O que estava em jogo. Para muitos, o julgamento representou um momento crucial para a memória do Holocausto e a integridade da pesquisa histórica. Embora alguns temessem que o tribunal não fosse o fórum adequado para investigações históricas, o exame meticuloso de documentos e depoimentos de especialistas acabou oferecendo uma oportunidade única para expor os mecanismos da distorção histórica e reafirmar a possibilidade do conhecimento histórico objetivo.

2. A Objetividade Autoproclamada de Irving: Uma Máscara para o Viés Ideológico

"Sou um historiador autodidata... História foi a única matéria que reprovei na escola."

Um historiador feito por si mesmo. David Irving cultivou a imagem de um historiador independente e destemido, livre das convenções acadêmicas e do politicamente correto. Ele se gabava de ter acesso incomparável a fontes primárias, alegando ter descoberto documentos que os historiadores do "establishment" ignoravam, apresentando assim uma "história real" que desafiava as narrativas aceitas, especialmente sobre Adolf Hitler. Via-se como um "limpador de pedras", removendo "sujeira e descoloração" da imagem de Hitler.
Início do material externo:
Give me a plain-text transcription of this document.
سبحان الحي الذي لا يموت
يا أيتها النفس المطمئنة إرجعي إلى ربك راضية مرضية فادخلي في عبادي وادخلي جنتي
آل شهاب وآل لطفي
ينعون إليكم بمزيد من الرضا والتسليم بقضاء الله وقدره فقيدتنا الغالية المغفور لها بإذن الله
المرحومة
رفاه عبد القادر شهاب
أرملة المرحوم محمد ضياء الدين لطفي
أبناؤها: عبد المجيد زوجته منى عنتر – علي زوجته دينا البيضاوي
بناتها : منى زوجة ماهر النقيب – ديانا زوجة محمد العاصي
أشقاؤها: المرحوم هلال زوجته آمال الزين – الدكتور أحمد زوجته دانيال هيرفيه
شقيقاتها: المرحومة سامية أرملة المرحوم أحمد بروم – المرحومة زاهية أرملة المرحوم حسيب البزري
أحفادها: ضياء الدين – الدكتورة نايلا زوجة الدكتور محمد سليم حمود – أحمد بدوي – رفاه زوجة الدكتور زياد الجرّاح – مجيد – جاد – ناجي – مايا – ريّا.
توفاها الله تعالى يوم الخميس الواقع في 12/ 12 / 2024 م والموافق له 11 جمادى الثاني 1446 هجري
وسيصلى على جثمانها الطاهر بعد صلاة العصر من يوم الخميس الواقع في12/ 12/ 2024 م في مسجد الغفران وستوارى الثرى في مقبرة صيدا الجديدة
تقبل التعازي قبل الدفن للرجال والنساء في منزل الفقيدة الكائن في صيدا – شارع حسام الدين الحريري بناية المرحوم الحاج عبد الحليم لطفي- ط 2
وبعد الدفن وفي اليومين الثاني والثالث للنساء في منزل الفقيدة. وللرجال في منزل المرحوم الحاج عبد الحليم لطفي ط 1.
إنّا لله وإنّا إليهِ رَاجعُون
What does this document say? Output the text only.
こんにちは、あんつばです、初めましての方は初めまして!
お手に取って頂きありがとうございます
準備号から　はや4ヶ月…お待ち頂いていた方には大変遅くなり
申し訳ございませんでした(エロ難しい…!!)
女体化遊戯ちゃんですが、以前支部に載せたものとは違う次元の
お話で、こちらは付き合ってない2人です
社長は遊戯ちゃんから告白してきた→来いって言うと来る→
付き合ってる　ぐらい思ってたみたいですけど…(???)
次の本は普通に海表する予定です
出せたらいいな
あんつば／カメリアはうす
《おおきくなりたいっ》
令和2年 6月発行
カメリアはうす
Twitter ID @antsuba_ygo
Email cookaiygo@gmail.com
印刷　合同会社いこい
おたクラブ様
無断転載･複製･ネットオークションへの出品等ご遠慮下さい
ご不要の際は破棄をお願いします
O "embaixador" de Hitler. Apesar de suas alegações de objetividade, Irving admitia abertamente se identificar com Hitler, vendo-se como o "embaixador do Führer para o além." Essa conexão pessoal permeava seu trabalho, resultando numa representação consistentemente simpática de Hitler, muitas vezes em detrimento da precisão histórica. Ele acreditava que Hitler era um patriota que buscava a grandeza da Alemanha e que foi injustamente caricaturado pelos relatos pós-guerra.

Desdém pelos pares. Irving frequentemente desprezava os historiadores acadêmicos, chamando-os de "ociosos" e acusando-os de "incesto inter-historiador", sugerindo que apenas copiavam o trabalho uns dos outros sem consultar as fontes originais. Essa retórica servia para elevar seu próprio status enquanto desconsiderava a pesquisa legítima que contrariava suas opiniões. Contudo, seus próprios métodos, quando examinados, revelavam um padrão de uso seletivo e manipulação das mesmas fontes que ele defendia.

3. Distorção Sistemática: Exculpando Hitler da Violência Antissemita

"Irving manipulou de forma consistente e repetida as evidências históricas para dar a impressão de que apoiavam sua visão de que Hitler não sabia do extermínio dos judeus ou, se sabia, era contra ele."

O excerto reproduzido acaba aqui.